No cinema contemporâneo, as fronteiras entre o documentário e o cinema narrativo, de ficção, andam cada vez mais borradas. O longa-metragem dinamarquês Flee, ainda sem título em português, mas que, em tradução livre, significa “Fuga”, é um exemplo muito potente desse hibridismo. Por isso, mas não apenas por esse motivo, é uma obra tão significativa.
Flee disputa o Oscar 2022 em três categorias: melhor filme internacional, documentário e animação em longa-metragem. É o primeiro na história a conseguir esse feito. Em um mundo justo, poderia vencer as três estatuetas, porque reúne qualidades para isso. O cineasta Jonas Poher Rasmussen narra a turbulenta jornada de Amin, nome fictício de um refugiado afegão, desde a infância na Cabul dos anos 1980 até a idade adulta em Copenhague, quando ele, agora um doutor, resolve contar a Rasmussen sua verdadeira história.
Ao desembarcar na Dinamarca, no fim da adolescência, sem um passaporte, ele mentiu às autoridades de imigração do país escandinavo por recomendação dos traficantes de pessoas, que conseguiram tirá-lo da Rússia, onde ele e a família se refugiaram, e se esconderam, por vários anos, depois de fugirem do Afeganistão, quando o poder em sua terra natal foi tomado pelo Talibã, no fim da década de 1980. O trato: Amin dizer, ao chegar ao aeroporto de Copenhague, que toda a sua família tinha sido morta, ainda em Cabul.
A saga de Amin torna-se ainda mais complexa porque ele, filho de uma família da classe média afegã, muçulmana e conservadora, é homossexual, informação essencial ao excelente roteiro de Flee, que venceu, entre inúmeros prêmios ao redor do mundo, o Grande Prêmio do Júri do Festival de Sundance (EUA), na competição de documentários.

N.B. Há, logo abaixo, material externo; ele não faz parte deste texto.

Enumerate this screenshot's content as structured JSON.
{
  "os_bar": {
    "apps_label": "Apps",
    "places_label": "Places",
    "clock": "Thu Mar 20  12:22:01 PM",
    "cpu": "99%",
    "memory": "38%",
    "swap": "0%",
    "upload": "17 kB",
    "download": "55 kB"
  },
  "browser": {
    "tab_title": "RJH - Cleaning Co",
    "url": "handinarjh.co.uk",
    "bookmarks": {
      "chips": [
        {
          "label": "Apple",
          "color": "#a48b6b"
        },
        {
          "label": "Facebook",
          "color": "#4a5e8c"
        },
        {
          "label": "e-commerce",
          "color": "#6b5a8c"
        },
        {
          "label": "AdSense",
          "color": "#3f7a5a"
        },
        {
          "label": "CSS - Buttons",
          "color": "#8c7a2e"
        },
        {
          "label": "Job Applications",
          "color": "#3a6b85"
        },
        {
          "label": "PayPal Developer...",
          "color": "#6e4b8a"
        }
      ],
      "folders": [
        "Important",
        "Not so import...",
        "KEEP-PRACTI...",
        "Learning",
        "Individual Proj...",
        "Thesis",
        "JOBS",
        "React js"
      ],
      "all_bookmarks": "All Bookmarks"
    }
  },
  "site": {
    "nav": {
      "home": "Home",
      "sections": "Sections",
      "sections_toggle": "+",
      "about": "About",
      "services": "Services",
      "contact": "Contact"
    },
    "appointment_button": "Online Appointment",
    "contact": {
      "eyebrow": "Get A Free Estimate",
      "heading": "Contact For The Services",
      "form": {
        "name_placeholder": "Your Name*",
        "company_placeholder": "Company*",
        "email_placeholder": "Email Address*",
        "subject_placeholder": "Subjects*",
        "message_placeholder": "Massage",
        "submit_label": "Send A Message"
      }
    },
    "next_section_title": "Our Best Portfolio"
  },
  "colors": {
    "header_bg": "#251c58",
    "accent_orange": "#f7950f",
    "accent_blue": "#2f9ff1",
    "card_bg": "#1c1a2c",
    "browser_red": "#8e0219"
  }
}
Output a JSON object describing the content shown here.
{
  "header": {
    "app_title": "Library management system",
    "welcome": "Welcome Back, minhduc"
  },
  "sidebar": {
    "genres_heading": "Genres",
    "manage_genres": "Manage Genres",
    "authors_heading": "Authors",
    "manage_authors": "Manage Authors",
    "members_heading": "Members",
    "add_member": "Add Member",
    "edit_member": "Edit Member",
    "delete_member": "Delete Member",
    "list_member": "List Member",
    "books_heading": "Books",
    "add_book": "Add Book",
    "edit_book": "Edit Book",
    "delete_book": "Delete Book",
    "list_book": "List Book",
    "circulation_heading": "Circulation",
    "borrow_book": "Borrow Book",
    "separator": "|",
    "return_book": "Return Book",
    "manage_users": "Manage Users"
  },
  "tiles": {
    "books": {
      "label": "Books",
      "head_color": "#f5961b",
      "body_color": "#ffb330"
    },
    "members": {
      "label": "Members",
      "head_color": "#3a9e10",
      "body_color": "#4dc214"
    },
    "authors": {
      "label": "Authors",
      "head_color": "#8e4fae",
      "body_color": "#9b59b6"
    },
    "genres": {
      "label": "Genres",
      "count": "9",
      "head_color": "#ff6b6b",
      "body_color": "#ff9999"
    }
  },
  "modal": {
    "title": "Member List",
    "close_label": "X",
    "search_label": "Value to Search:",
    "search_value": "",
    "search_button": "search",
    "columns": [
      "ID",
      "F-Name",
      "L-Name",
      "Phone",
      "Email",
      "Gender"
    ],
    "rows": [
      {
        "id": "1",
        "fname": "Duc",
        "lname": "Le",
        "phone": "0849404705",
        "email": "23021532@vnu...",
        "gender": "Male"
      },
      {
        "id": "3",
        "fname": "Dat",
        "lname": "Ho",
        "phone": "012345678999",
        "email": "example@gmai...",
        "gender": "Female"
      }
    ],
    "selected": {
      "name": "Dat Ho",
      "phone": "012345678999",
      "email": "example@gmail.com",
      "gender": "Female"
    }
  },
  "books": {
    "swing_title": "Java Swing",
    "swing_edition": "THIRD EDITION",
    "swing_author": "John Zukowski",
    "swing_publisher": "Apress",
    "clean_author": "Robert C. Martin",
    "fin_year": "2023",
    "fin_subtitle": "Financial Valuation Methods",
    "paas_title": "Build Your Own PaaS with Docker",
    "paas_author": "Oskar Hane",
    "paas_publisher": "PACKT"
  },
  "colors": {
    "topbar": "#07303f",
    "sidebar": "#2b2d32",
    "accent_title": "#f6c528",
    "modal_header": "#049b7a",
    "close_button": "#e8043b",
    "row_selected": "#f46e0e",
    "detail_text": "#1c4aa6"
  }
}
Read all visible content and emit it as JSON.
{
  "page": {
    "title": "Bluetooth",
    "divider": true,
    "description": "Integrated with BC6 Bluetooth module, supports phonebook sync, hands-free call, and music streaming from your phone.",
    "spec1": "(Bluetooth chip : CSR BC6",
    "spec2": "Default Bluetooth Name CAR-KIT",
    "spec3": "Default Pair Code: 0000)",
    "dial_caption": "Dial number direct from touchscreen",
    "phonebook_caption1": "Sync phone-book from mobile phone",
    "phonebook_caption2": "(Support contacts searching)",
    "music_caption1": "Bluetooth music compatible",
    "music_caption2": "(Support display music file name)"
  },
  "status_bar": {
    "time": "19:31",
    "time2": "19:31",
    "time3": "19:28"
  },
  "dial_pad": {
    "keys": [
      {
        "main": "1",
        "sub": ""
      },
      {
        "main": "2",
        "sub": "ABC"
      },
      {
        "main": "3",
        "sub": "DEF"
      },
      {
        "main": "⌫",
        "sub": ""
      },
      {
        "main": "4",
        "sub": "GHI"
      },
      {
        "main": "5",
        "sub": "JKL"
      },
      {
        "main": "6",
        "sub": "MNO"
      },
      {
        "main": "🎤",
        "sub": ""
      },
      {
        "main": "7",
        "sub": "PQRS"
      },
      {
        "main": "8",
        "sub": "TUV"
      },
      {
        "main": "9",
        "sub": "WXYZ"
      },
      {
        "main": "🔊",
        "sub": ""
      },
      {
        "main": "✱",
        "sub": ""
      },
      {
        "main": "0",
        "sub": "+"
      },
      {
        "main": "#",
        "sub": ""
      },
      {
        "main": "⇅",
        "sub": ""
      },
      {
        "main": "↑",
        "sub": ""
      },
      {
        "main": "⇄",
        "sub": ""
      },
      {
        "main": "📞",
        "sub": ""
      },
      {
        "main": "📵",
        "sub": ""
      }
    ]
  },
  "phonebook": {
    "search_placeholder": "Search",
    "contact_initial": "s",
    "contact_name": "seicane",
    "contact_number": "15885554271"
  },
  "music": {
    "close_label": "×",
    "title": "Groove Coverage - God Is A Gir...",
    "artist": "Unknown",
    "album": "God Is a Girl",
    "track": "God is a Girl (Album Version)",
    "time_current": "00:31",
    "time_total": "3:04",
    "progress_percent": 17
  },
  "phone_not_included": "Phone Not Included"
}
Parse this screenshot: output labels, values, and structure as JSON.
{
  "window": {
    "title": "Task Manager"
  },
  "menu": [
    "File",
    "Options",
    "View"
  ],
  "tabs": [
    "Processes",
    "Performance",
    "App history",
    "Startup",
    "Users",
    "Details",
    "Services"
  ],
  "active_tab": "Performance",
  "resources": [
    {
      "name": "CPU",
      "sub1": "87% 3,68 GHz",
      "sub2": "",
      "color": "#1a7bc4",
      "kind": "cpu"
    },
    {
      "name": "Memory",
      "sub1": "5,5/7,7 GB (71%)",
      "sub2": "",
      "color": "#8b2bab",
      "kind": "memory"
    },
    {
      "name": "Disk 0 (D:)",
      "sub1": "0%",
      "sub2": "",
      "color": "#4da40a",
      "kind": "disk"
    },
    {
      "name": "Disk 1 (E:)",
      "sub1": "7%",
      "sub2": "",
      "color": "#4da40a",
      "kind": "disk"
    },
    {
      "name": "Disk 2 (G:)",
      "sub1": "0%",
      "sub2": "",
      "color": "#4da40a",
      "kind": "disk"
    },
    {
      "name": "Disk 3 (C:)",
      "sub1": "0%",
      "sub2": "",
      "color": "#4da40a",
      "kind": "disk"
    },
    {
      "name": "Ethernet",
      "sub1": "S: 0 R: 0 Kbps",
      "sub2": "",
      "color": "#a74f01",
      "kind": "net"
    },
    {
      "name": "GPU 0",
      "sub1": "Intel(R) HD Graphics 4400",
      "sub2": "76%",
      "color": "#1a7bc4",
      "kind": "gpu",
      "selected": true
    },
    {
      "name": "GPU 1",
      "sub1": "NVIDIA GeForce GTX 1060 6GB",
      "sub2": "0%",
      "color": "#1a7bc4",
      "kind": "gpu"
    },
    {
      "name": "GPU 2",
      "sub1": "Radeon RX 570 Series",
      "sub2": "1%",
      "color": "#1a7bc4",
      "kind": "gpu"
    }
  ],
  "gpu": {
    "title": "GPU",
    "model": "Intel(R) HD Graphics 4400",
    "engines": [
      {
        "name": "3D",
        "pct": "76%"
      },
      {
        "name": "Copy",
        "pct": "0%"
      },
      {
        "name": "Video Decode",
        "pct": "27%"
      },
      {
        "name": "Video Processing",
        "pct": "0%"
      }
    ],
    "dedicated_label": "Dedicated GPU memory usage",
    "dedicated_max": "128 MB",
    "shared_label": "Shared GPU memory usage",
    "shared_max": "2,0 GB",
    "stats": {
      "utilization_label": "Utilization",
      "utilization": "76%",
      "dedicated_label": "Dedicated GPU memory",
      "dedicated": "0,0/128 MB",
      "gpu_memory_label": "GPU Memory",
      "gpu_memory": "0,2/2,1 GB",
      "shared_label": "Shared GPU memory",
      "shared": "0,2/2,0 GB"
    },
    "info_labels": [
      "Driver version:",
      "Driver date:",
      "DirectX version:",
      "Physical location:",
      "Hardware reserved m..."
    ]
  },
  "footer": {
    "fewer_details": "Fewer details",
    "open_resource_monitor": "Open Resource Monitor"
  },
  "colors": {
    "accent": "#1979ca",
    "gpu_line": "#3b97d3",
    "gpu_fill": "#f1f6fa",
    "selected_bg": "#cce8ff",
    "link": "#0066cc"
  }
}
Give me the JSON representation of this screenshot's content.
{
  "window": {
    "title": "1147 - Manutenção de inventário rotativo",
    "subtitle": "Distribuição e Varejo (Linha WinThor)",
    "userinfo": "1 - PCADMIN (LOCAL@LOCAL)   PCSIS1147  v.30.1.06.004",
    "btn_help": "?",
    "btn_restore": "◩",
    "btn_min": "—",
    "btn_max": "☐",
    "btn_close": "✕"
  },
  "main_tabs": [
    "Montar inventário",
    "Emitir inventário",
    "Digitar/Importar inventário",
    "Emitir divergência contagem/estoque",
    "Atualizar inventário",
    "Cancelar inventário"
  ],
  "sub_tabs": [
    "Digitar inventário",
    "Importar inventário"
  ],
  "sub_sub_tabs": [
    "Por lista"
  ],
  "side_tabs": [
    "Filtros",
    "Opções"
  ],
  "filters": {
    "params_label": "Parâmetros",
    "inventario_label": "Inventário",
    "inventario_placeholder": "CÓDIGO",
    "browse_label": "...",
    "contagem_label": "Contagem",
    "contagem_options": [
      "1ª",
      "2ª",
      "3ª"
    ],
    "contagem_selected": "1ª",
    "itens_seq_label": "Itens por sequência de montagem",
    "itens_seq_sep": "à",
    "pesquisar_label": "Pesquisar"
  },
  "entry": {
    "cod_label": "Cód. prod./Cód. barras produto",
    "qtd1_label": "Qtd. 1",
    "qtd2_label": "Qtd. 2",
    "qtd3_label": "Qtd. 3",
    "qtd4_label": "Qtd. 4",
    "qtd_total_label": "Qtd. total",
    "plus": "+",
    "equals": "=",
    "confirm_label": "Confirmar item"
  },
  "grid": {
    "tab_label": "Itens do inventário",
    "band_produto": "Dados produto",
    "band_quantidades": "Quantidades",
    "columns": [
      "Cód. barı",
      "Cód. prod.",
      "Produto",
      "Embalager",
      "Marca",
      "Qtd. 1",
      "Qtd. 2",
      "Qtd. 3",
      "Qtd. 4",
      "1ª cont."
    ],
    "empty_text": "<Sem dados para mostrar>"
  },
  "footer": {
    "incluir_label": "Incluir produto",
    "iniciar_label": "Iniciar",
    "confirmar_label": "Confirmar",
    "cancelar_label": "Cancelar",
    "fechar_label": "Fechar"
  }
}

Essa narrativa, feita em forma de depoimento em flashback ao cineasta, a quem Amin revela toda a verdade, é construída como animação, que em momentos mais dramáticos ganha traços sombrios, expressionistas.
De um lado, acompanhamos a história do protagonista a partir de uma perspectiva cronológica, que em sua porção inicial se confunde com a história mais recente do Afeganistão, desde a ocupação soviética até a ascensão dos talibãs, fomentada pelos Estados Unidos, quando seu pai desaparece e Amin, a mãe, um irmão maior e duas irmãs, também mais velhas do que ele, deixam o país e se refugiam na Moscou pós-fim da União Soviética, de onde tentam por anos escapar com a ajuda do irmão mais velho, que imigrou para a Suécia.
Essa narrativa, feita em forma de depoimento em flashback ao cineasta, a quem Amin revela toda a sua verdade, é construída como animação, que em momentos mais dramáticos ganha traços sombrios, expressionistas. Ela é intercalada por imagens documentais de época, extraída de filmes e noticiários, uma opção interessante, porque nos situa no tempo e no espaço, e nos lembra que estamos assistindo a uma obra não ficcional.
À medida em que fala das transições da infância para a adolescência e, mais tarde, para a idade adulta, Amin também se abre a respeito da descoberta de sua sexualidade – na infância, ainda em Cabul, ele gostava de colocar o vestido da irmã e nutria uma paixão platônica pelo astro de cinema e artes marciais belga Jean-Claude Van Damme. Embora ele tema se assumir para a família, “porque no Afeganistão parecia não existir homossexuais”, esse relato, por vezes marcado por angústia, também é quase sempre lúdico.
Flee é um filme original e arrebatador, por sua pertinência temática e ousadia formal. Tem produção dos atores Riz Ahmed, que tem origem paquistanesa e foi indicado no ano passado ao Oscar de melhor ator por O Som do Silêncio, e Nicolaj Coster-Waldau, o Jaime Lannister da série Game of Thrones, astro dinamarquês.